The big day has arrived, and the Nobel committee has now announced the recipients of the 2018 Nobel Prize in Physics. And as I predicted, this year they have gone with a technological development rather than work in pure science. However the research that resulted in this year's prize is still pretty amazing.

I must also start with a disclaimer here that this research is well outside my own specialist field of theoretical and mathematical physics / astrophysics / particle physics. As such I can only give a very rough overview of the work that the three recipients have done in the field of laser physics. (And I should also add here that I am going to focus solely on the research here, and avoid some of the unfortunate side issues and politics that seem to have arisen in some of the reporting on the selection and awarding of this year's prize)

There are actually two separate but closely related topics in laser physics that have been recognized this year. The first of these is the development of the optical tweezers by Arthur Ashkin. Most people are familiar with the use of tweezers in everyday usage. They allow us to grab and manipulate tiny objects that would be otherwise to small to work with. However at some small scale, it is no longer possible to use a physical object such as tweezers. In particular it would be impossible to manipulate single molecules or atoms using a tool comprised of billions of atoms and molecules. Therefore a new technology was needed.

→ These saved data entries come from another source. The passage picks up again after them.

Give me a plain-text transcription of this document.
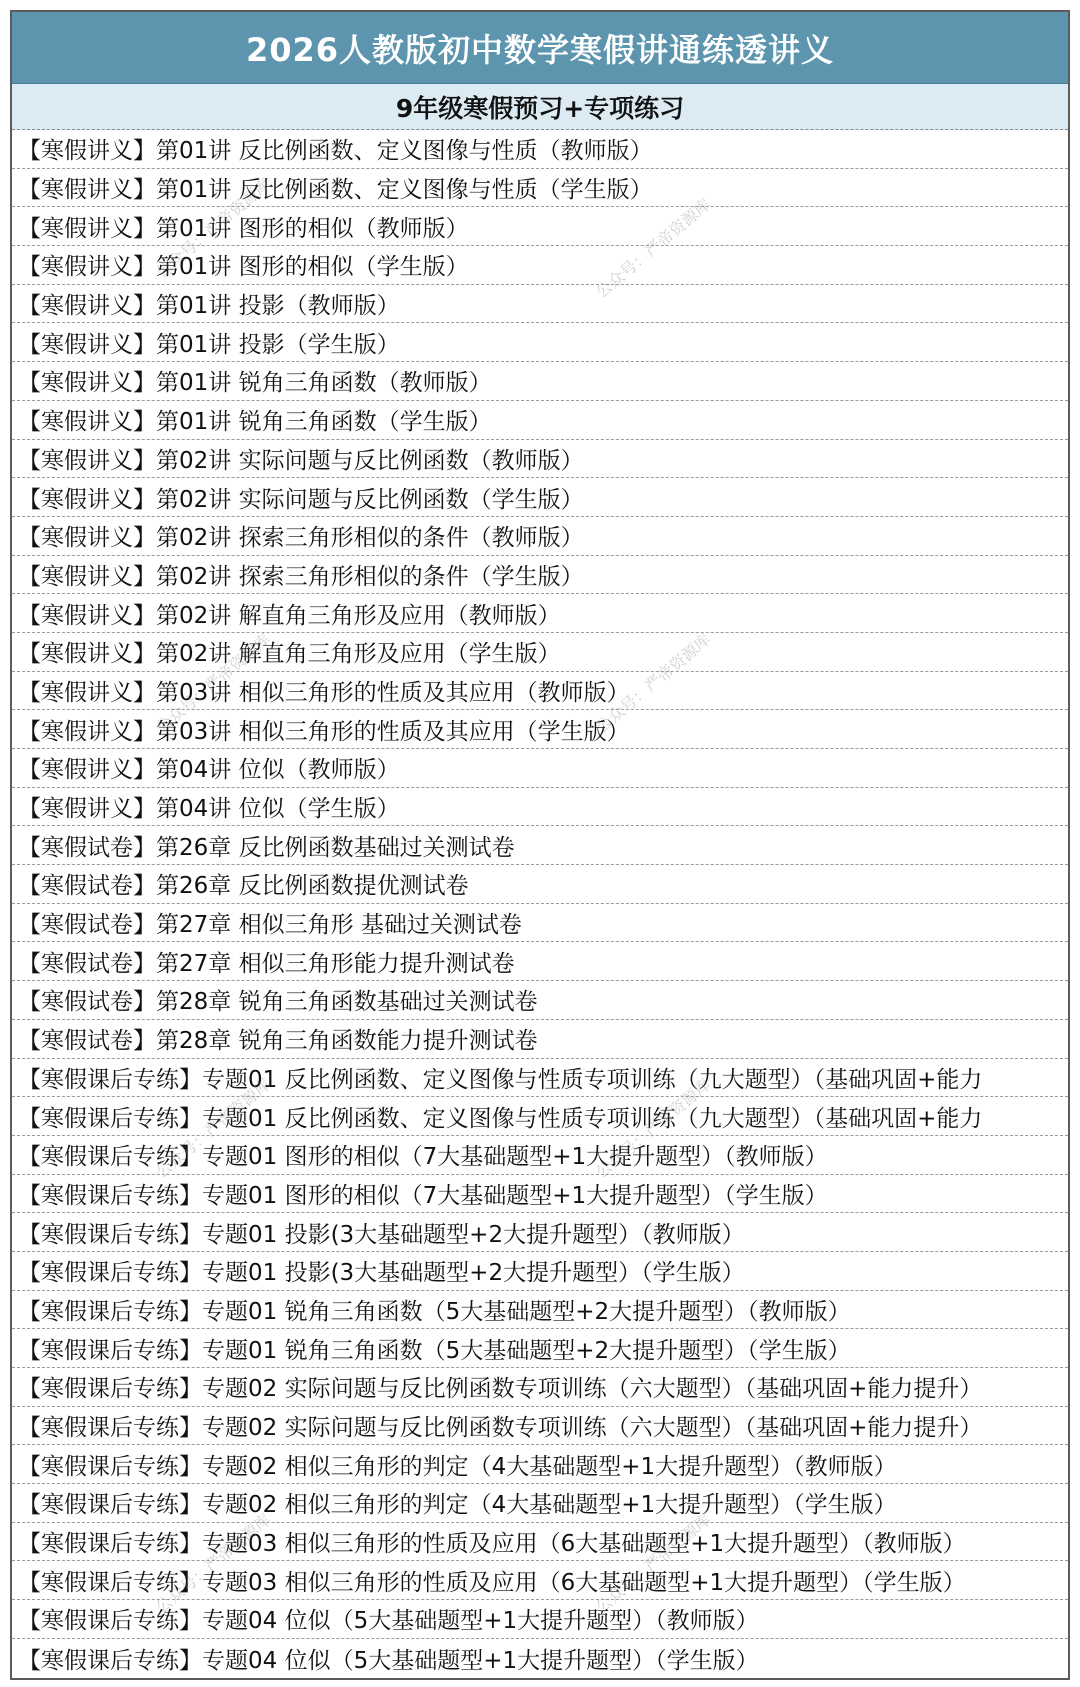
2026人教版初中数学寒假讲通练透讲义
9年级寒假预习+专项练习
【寒假讲义】第01讲 反比例函数、定义图像与性质（教师版）
【寒假讲义】第01讲 反比例函数、定义图像与性质（学生版）
【寒假讲义】第01讲 图形的相似（教师版）
【寒假讲义】第01讲 图形的相似（学生版）
【寒假讲义】第01讲 投影（教师版）
【寒假讲义】第01讲 投影（学生版）
【寒假讲义】第01讲 锐角三角函数（教师版）
【寒假讲义】第01讲 锐角三角函数（学生版）
【寒假讲义】第02讲 实际问题与反比例函数（教师版）
【寒假讲义】第02讲 实际问题与反比例函数（学生版）
【寒假讲义】第02讲 探索三角形相似的条件（教师版）
【寒假讲义】第02讲 探索三角形相似的条件（学生版）
【寒假讲义】第02讲 解直角三角形及应用（教师版）
【寒假讲义】第02讲 解直角三角形及应用（学生版）
【寒假讲义】第03讲 相似三角形的性质及其应用（教师版）
【寒假讲义】第03讲 相似三角形的性质及其应用（学生版）
【寒假讲义】第04讲 位似（教师版）
【寒假讲义】第04讲 位似（学生版）
【寒假试卷】第26章 反比例函数基础过关测试卷
【寒假试卷】第26章 反比例函数提优测试卷
【寒假试卷】第27章 相似三角形 基础过关测试卷
【寒假试卷】第27章 相似三角形能力提升测试卷
【寒假试卷】第28章 锐角三角函数基础过关测试卷
【寒假试卷】第28章 锐角三角函数能力提升测试卷
【寒假课后专练】专题01 反比例函数、定义图像与性质专项训练（九大题型）（基础巩固+能力
【寒假课后专练】专题01 反比例函数、定义图像与性质专项训练（九大题型）（基础巩固+能力
【寒假课后专练】专题01 图形的相似（7大基础题型+1大提升题型）（教师版）
【寒假课后专练】专题01 图形的相似（7大基础题型+1大提升题型）（学生版）
【寒假课后专练】专题01 投影(3大基础题型+2大提升题型）（教师版）
【寒假课后专练】专题01 投影(3大基础题型+2大提升题型）（学生版）
【寒假课后专练】专题01 锐角三角函数（5大基础题型+2大提升题型）（教师版）
【寒假课后专练】专题01 锐角三角函数（5大基础题型+2大提升题型）（学生版）
【寒假课后专练】专题02 实际问题与反比例函数专项训练（六大题型）（基础巩固+能力提升）
【寒假课后专练】专题02 实际问题与反比例函数专项训练（六大题型）（基础巩固+能力提升）
【寒假课后专练】专题02 相似三角形的判定（4大基础题型+1大提升题型）（教师版）
【寒假课后专练】专题02 相似三角形的判定（4大基础题型+1大提升题型）（学生版）
【寒假课后专练】专题03 相似三角形的性质及应用（6大基础题型+1大提升题型）（教师版）
【寒假课后专练】专题03 相似三角形的性质及应用（6大基础题型+1大提升题型）（学生版）
【寒假课后专练】专题04 位似（5大基础题型+1大提升题型）（教师版）
【寒假课后专练】专题04 位似（5大基础题型+1大提升题型）（学生版）
公众号：严帝资源库	公众号：严帝资源库
公众号：严帝资源库	公众号：严帝资源库
公众号：严帝资源库	公众号：严帝资源库
公众号：严帝资源库	公众号：严帝资源库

The new technology that Ashkin and others developed was the optical tweezers or laser tweezers. By using multiple laser beams, scientists were able to trap atoms and molecules in between two or more streams of photons. By adjusting the laser emitters, these atoms can be moved around and manipulated. When other technologies such as scanning electron microscopes are added to the setup, scientists are able to create quite intricate and complicated patterns of atoms and molecules, as well as perform experiments that would have been impossible just a few decades ago. By the late 1980s the method had been developed to the point where scientists could manipulate living viruses and bacteria without harming them, simply by using precise laser beams. And so the optical tweezers are certainly a major scientific advance not only in physics but also in chemistry and biology, and are certainly worthy of a share of the Nobel Prize.

Meanwhile, the other half of the Nobel Prize this year was given to Gerard Mourou and Donna Strickland for their work in developing high intensity, ultra-fast pulsed lasers. A traditional laser takes a certain amount of time to "turn on", as it requires first pumping atoms into excited states before the laser can begin triggering their decay, which then creates the characteristic monochromatic beam of light. This startup time makes it impossible for a traditional laser to create short bursts,  or pulses of light.

The methods developed by Mourou and his graduate student, Strickland, are quite technical and too complicated to give a proper description of here. However they used a novel new technique to speed up the switching of the laser, which created not only a very fast startup and cool down but also a very high intensity beam. The method is known as chirped chirped pulse amplification, and essentially involves first creating a long, low intensity laser pulse using traditional methods. Once the pulse has been generated, they compress it in such a way that the start of the pulse is slightly slowed and the back of the pulse is slightly accelerated, resulting in the production of a much short pulse that also has a higher intensity due to the all of the original laser energy being compressed into a much smaller region. This method allowed them to generate very short, rapid pulses of high intensity laser energy that could be used for a number of practical applications. The most significant of these for the general public has been the development of laser eye surgery, which is now commonly used to correct vision defects in patients. This technique has been so powerful that even thirty three years after they first published their results, scientists are still exploring all of the potential applications for such amplified laser pulses.

And so that is my brief summary of the two fascinating pieces of laser physics research that earned this year's Nobel Prize. They are very different techniques with very different applications, but they are both major advances in the science and technology of laser beams, and have both had a significant impact not only one the scientific world but on society in general.

So congratulations to the three recipients of this year's prize, and may they and their students continue this amazing research that has so changed our understanding of light and lasers!